AUTOR  | Juan Pimentel. Investigador científico CSIC

El mito sobre el annus mirabilis forma parte de la gran narrativa de la ciencia moderna, aquella vieja historia de mentes preclaras, genios aislados y momentos de eureka, esos instantes cercanos a la epifanía, la revelación o manifestación de una verdad oculta

Como era de esperar, se habla mucho del annus mirabilis, el gran año pese a la adversidad, el momento del feliz hallazgo y de la luz en medio de la tormenta. El annus mirabilis de Einstein fue 1905, cuando enunció la teoría de la relatividad especial y descifró los fundamentos de la mecánica cuántica.

Pero el annus mirabilis por antonomasia en historia de la ciencia es el que vivió Isaac Newton retirado en su hogar materno en Woolsthorpe (Linconshire), donde había nacido y pasado la infancia. En 1665 Inglaterra se vio asolada por una epidemia de peste. Londres sufrió la peor parte, pero muchas otras ciudades fueron también castigadas. Como toda la universidad de Cambridge, Trinity College canceló las clases y el joven Newton vivió confinado en aquella aldea unos 18 meses, de modo que el primer efecto milagroso de aquel año fue su duración, un año y medio. Si lo oye algún padre lo mismo sale al balcón, pero no para aplaudir sino para tirarse.

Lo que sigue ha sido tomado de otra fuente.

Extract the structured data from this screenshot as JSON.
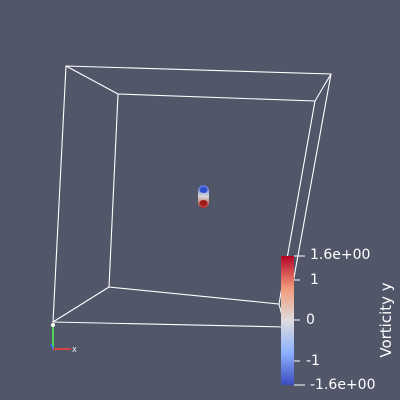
{
  "viewport": {
    "background": "#525669"
  },
  "scene": {
    "outline_color": "#ffffff",
    "object": {
      "top_color": "#4a66d8",
      "middle_color": "#d9d9d9",
      "bottom_color": "#b1271f"
    }
  },
  "orientation_axes": {
    "x_color": "#ff3b3b",
    "y_color": "#4cff4c",
    "z_color": "#3b62ff",
    "x_label": "X",
    "y_label": "Y",
    "z_label": "Z"
  },
  "color_legend": {
    "title": "Vorticity y",
    "colormap": [
      "#b40426",
      "#f49a7b",
      "#dddddd",
      "#8db0fe",
      "#3b4cc0"
    ],
    "tick_labels": {
      "max": "1.6e+00",
      "one": "1",
      "zero": "0",
      "minus_one": "-1",
      "min": "-1.6e+00"
    }
  }
}
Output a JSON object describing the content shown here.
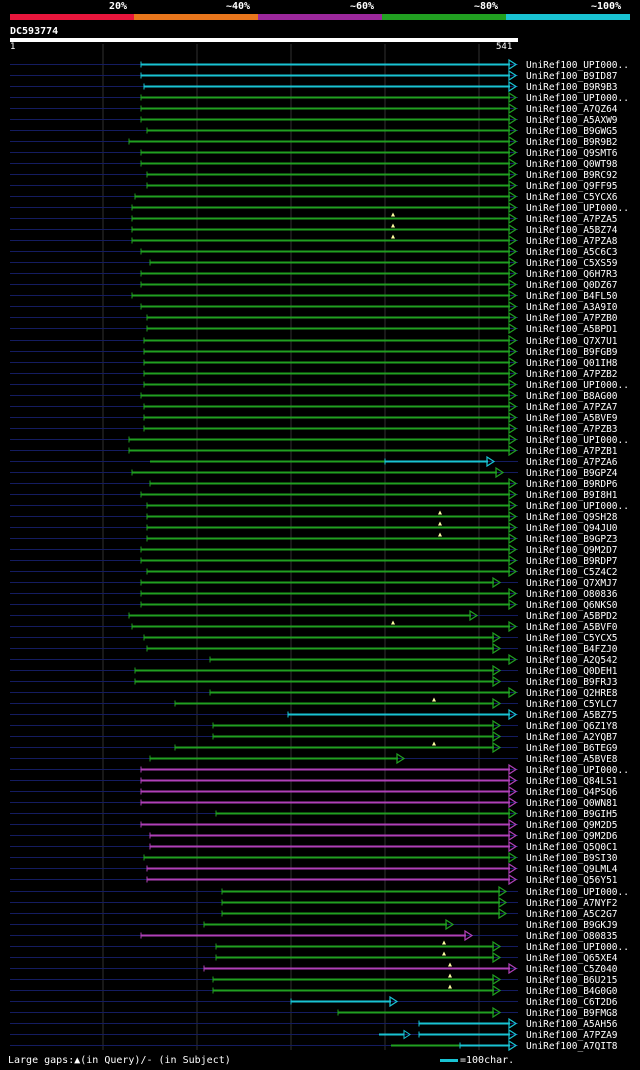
{
  "legend": {
    "labels": [
      "20%",
      "~40%",
      "~60%",
      "~80%",
      "~100%"
    ],
    "colors": [
      "#e8163c",
      "#e8761c",
      "#9c289c",
      "#21a021",
      "#19c3d3"
    ]
  },
  "query": {
    "id": "DC593774",
    "start": "1",
    "end": "541"
  },
  "colors": {
    "cyan": "#19c3d3",
    "green": "#21a021",
    "magenta": "#b040b8",
    "navy": "#141c60",
    "grid": "#303030"
  },
  "hits": [
    {
      "name": "UniRef100_UPI000..",
      "color": "cyan",
      "start": 141,
      "end": 516
    },
    {
      "name": "UniRef100_B9ID87",
      "color": "cyan",
      "start": 141,
      "end": 516
    },
    {
      "name": "UniRef100_B9R9B3",
      "color": "cyan",
      "start": 144,
      "end": 516
    },
    {
      "name": "UniRef100_UPI000..",
      "color": "green",
      "start": 141,
      "end": 516
    },
    {
      "name": "UniRef100_A7QZ64",
      "color": "green",
      "start": 141,
      "end": 516
    },
    {
      "name": "UniRef100_A5AXW9",
      "color": "green",
      "start": 141,
      "end": 516
    },
    {
      "name": "UniRef100_B9GWG5",
      "color": "green",
      "start": 147,
      "end": 516
    },
    {
      "name": "UniRef100_B9R9B2",
      "color": "green",
      "start": 129,
      "end": 516
    },
    {
      "name": "UniRef100_Q9SMT6",
      "color": "green",
      "start": 141,
      "end": 516
    },
    {
      "name": "UniRef100_Q0WT98",
      "color": "green",
      "start": 141,
      "end": 516
    },
    {
      "name": "UniRef100_B9RC92",
      "color": "green",
      "start": 147,
      "end": 516
    },
    {
      "name": "UniRef100_Q9FF95",
      "color": "green",
      "start": 147,
      "end": 516
    },
    {
      "name": "UniRef100_C5YCX6",
      "color": "green",
      "start": 135,
      "end": 516
    },
    {
      "name": "UniRef100_UPI000..",
      "color": "green",
      "start": 132,
      "end": 516
    },
    {
      "name": "UniRef100_A7PZA5",
      "color": "green",
      "start": 132,
      "end": 516,
      "marks": [
        393
      ]
    },
    {
      "name": "UniRef100_A5BZ74",
      "color": "green",
      "start": 132,
      "end": 516,
      "marks": [
        393
      ]
    },
    {
      "name": "UniRef100_A7PZA8",
      "color": "green",
      "start": 132,
      "end": 516,
      "marks": [
        393
      ]
    },
    {
      "name": "UniRef100_A5C6C3",
      "color": "green",
      "start": 141,
      "end": 516
    },
    {
      "name": "UniRef100_C5XS59",
      "color": "green",
      "start": 150,
      "end": 516
    },
    {
      "name": "UniRef100_Q6H7R3",
      "color": "green",
      "start": 141,
      "end": 516
    },
    {
      "name": "UniRef100_Q0DZ67",
      "color": "green",
      "start": 141,
      "end": 516
    },
    {
      "name": "UniRef100_B4FL50",
      "color": "green",
      "start": 132,
      "end": 516
    },
    {
      "name": "UniRef100_A3A9I0",
      "color": "green",
      "start": 141,
      "end": 516
    },
    {
      "name": "UniRef100_A7PZB0",
      "color": "green",
      "start": 147,
      "end": 516
    },
    {
      "name": "UniRef100_A5BPD1",
      "color": "green",
      "start": 147,
      "end": 516
    },
    {
      "name": "UniRef100_Q7X7U1",
      "color": "green",
      "start": 144,
      "end": 516
    },
    {
      "name": "UniRef100_B9FGB9",
      "color": "green",
      "start": 144,
      "end": 516
    },
    {
      "name": "UniRef100_Q01IH8",
      "color": "green",
      "start": 144,
      "end": 516
    },
    {
      "name": "UniRef100_A7PZB2",
      "color": "green",
      "start": 144,
      "end": 516
    },
    {
      "name": "UniRef100_UPI000..",
      "color": "green",
      "start": 144,
      "end": 516
    },
    {
      "name": "UniRef100_B8AG00",
      "color": "green",
      "start": 141,
      "end": 516
    },
    {
      "name": "UniRef100_A7PZA7",
      "color": "green",
      "start": 144,
      "end": 516
    },
    {
      "name": "UniRef100_A5BVE9",
      "color": "green",
      "start": 144,
      "end": 516
    },
    {
      "name": "UniRef100_A7PZB3",
      "color": "green",
      "start": 144,
      "end": 516
    },
    {
      "name": "UniRef100_UPI000..",
      "color": "green",
      "start": 129,
      "end": 516
    },
    {
      "name": "UniRef100_A7PZB1",
      "color": "green",
      "start": 129,
      "end": 516
    },
    {
      "name": "UniRef100_A7PZA6",
      "color": "cyan",
      "start": 385,
      "end": 494,
      "pre_start": 150,
      "pre_end": 385
    },
    {
      "name": "UniRef100_B9GPZ4",
      "color": "green",
      "start": 132,
      "end": 503
    },
    {
      "name": "UniRef100_B9RDP6",
      "color": "green",
      "start": 150,
      "end": 516
    },
    {
      "name": "UniRef100_B9I8H1",
      "color": "green",
      "start": 141,
      "end": 516
    },
    {
      "name": "UniRef100_UPI000..",
      "color": "green",
      "start": 147,
      "end": 516
    },
    {
      "name": "UniRef100_Q9SH28",
      "color": "green",
      "start": 147,
      "end": 516,
      "marks": [
        440
      ]
    },
    {
      "name": "UniRef100_Q94JU0",
      "color": "green",
      "start": 147,
      "end": 516,
      "marks": [
        440
      ]
    },
    {
      "name": "UniRef100_B9GPZ3",
      "color": "green",
      "start": 147,
      "end": 516,
      "marks": [
        440
      ]
    },
    {
      "name": "UniRef100_Q9M2D7",
      "color": "green",
      "start": 141,
      "end": 516
    },
    {
      "name": "UniRef100_B9RDP7",
      "color": "green",
      "start": 141,
      "end": 516
    },
    {
      "name": "UniRef100_C5Z4C2",
      "color": "green",
      "start": 147,
      "end": 516
    },
    {
      "name": "UniRef100_Q7XMJ7",
      "color": "green",
      "start": 141,
      "end": 500
    },
    {
      "name": "UniRef100_O80836",
      "color": "green",
      "start": 141,
      "end": 516
    },
    {
      "name": "UniRef100_Q6NKS0",
      "color": "green",
      "start": 141,
      "end": 516
    },
    {
      "name": "UniRef100_A5BPD2",
      "color": "green",
      "start": 129,
      "end": 477
    },
    {
      "name": "UniRef100_A5BVF0",
      "color": "green",
      "start": 132,
      "end": 516,
      "marks": [
        393
      ]
    },
    {
      "name": "UniRef100_C5YCX5",
      "color": "green",
      "start": 144,
      "end": 500
    },
    {
      "name": "UniRef100_B4FZJ0",
      "color": "green",
      "start": 147,
      "end": 500
    },
    {
      "name": "UniRef100_A2Q542",
      "color": "green",
      "start": 210,
      "end": 516
    },
    {
      "name": "UniRef100_Q0DEH1",
      "color": "green",
      "start": 135,
      "end": 500
    },
    {
      "name": "UniRef100_B9FRJ3",
      "color": "green",
      "start": 135,
      "end": 500
    },
    {
      "name": "UniRef100_Q2HRE8",
      "color": "green",
      "start": 210,
      "end": 516
    },
    {
      "name": "UniRef100_C5YLC7",
      "color": "green",
      "start": 175,
      "end": 500,
      "marks": [
        434
      ]
    },
    {
      "name": "UniRef100_A5BZ75",
      "color": "cyan",
      "start": 288,
      "end": 516
    },
    {
      "name": "UniRef100_Q6Z1Y8",
      "color": "green",
      "start": 213,
      "end": 500
    },
    {
      "name": "UniRef100_A2YQB7",
      "color": "green",
      "start": 213,
      "end": 500
    },
    {
      "name": "UniRef100_B6TEG9",
      "color": "green",
      "start": 175,
      "end": 500,
      "marks": [
        434
      ]
    },
    {
      "name": "UniRef100_A5BVE8",
      "color": "green",
      "start": 150,
      "end": 404
    },
    {
      "name": "UniRef100_UPI000..",
      "color": "magenta",
      "start": 141,
      "end": 516
    },
    {
      "name": "UniRef100_Q84LS1",
      "color": "magenta",
      "start": 141,
      "end": 516
    },
    {
      "name": "UniRef100_Q4PSQ6",
      "color": "magenta",
      "start": 141,
      "end": 516
    },
    {
      "name": "UniRef100_Q0WN81",
      "color": "magenta",
      "start": 141,
      "end": 516
    },
    {
      "name": "UniRef100_B9GIH5",
      "color": "green",
      "start": 216,
      "end": 516
    },
    {
      "name": "UniRef100_Q9M2D5",
      "color": "magenta",
      "start": 141,
      "end": 516
    },
    {
      "name": "UniRef100_Q9M2D6",
      "color": "magenta",
      "start": 150,
      "end": 516
    },
    {
      "name": "UniRef100_Q5Q0C1",
      "color": "magenta",
      "start": 150,
      "end": 516
    },
    {
      "name": "UniRef100_B9SI30",
      "color": "green",
      "start": 144,
      "end": 516
    },
    {
      "name": "UniRef100_Q9LML4",
      "color": "magenta",
      "start": 147,
      "end": 516
    },
    {
      "name": "UniRef100_Q56Y51",
      "color": "magenta",
      "start": 147,
      "end": 516
    },
    {
      "name": "UniRef100_UPI000..",
      "color": "green",
      "start": 222,
      "end": 506
    },
    {
      "name": "UniRef100_A7NYF2",
      "color": "green",
      "start": 222,
      "end": 506
    },
    {
      "name": "UniRef100_A5C2G7",
      "color": "green",
      "start": 222,
      "end": 506
    },
    {
      "name": "UniRef100_B9GKJ9",
      "color": "green",
      "start": 204,
      "end": 453
    },
    {
      "name": "UniRef100_O80835",
      "color": "magenta",
      "start": 141,
      "end": 472
    },
    {
      "name": "UniRef100_UPI000..",
      "color": "green",
      "start": 216,
      "end": 500,
      "marks": [
        444
      ]
    },
    {
      "name": "UniRef100_Q65XE4",
      "color": "green",
      "start": 216,
      "end": 500,
      "marks": [
        444
      ]
    },
    {
      "name": "UniRef100_C5Z040",
      "color": "magenta",
      "start": 204,
      "end": 516,
      "marks": [
        450
      ]
    },
    {
      "name": "UniRef100_B6U215",
      "color": "green",
      "start": 213,
      "end": 500,
      "marks": [
        450
      ]
    },
    {
      "name": "UniRef100_B4G0G0",
      "color": "green",
      "start": 213,
      "end": 500,
      "marks": [
        450
      ]
    },
    {
      "name": "UniRef100_C6T2D6",
      "color": "cyan",
      "start": 291,
      "end": 397
    },
    {
      "name": "UniRef100_B9FMG8",
      "color": "green",
      "start": 338,
      "end": 500
    },
    {
      "name": "UniRef100_A5AH56",
      "color": "cyan",
      "start": 419,
      "end": 516
    },
    {
      "name": "UniRef100_A7PZA9",
      "color": "cyan",
      "start": 419,
      "end": 516,
      "frag_start": 379,
      "frag_end": 404
    },
    {
      "name": "UniRef100_A7QIT8",
      "color": "cyan",
      "start": 460,
      "end": 516,
      "pre_start": 391,
      "pre_end": 460
    }
  ],
  "footer": {
    "gaps_text": "Large gaps:▲(in Query)/- (in Subject)",
    "scale_text": "=100char."
  }
}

En aquellos meses, el joven Newton, apartado del mundo y con apenas 23 años, realizó grandes progresos en su teoría de las fluxiones (un apartado importante del cálculo infinitesimal), sentó las bases de la mecánica celeste, dio con la ley de la gravitación universal y realizó el experimento crucial de su óptica, la descomposición de la luz blanca, probando que los colores primarios no se alteraban tras una segunda refracción. No hay nada como que cierren las aulas. Las teleclases no hacen más que impedir que el confinamiento sea real y por lo tanto productivo.

El mito sobre el annus mirabilis forma parte de la gran narrativa de la ciencia moderna, aquella vieja historia de mentes preclaras, genios aislados y momentos de eureka, esos instantes cercanos a la epifanía, la revelación o manifestación de una verdad oculta. En mi barrio al eureka se le llamaba caerse del guindo o atar cabos.

Lo cierto es que la física y la óptica newtonianas precisaron de grandes operaciones de propaganda y difusión para instalarse en las islas y más aún para imponerse en el continente. Newton fue sin duda un genio, pero de esos que emocionalmente viven en estado de aislamiento permanente. Era colérico y no soportaba que le contrariaran. Al principio su experimento crucial fue replicado sin éxito en muchos lugares. Solo tras largas décadas de lucha sus tesis se impusieron en París, el bastión de los cartesianos.

La ciencia es una práctica social. Y conviene recordarlo en estos días de soflamas heroicas sobre el aislamiento. La cuarentena jamás procuró que un experimento o una teoría lograran éxito, pues lo que garantiza el éxito en ciencia es precisamente lo contrario, la circulación. De hecho, aunque parece que determinadas teorías o prácticas se vuelven planetarias porque son verdaderas o correctas, sucede más bien lo contrario: consiguen parecerlo o serlo porque antes se universalizaron.

Otra cosa es que la ciencia o cualquier actividad artística, manual o intelectual, cualquier exploración del entorno, descripción ajustada de los fenómenos naturales o sociales, cualquier indagación mínimamente consistente, cualquier actividad creativa, cualquier trabajo bien hecho, caramba, exija tiempo, esto es, concentración, observación detenida, ensayos, errores, trabajo, miles de horas de trabajo. Contra eso suelen conspirar los cientos de correos electrónicos, las interminables reuniones de trabajo, los aparatos institucionales, los exagerados informes que debemos rellenar quienes nos dedicamos a la investigación. Algún día pagaremos el precio de tanta retórica vacía y tanto obstáculo burocrático, si es que no lo estamos haciendo ya. A veces, para trabajar, todos necesitamos regresar a Woolsthorpe.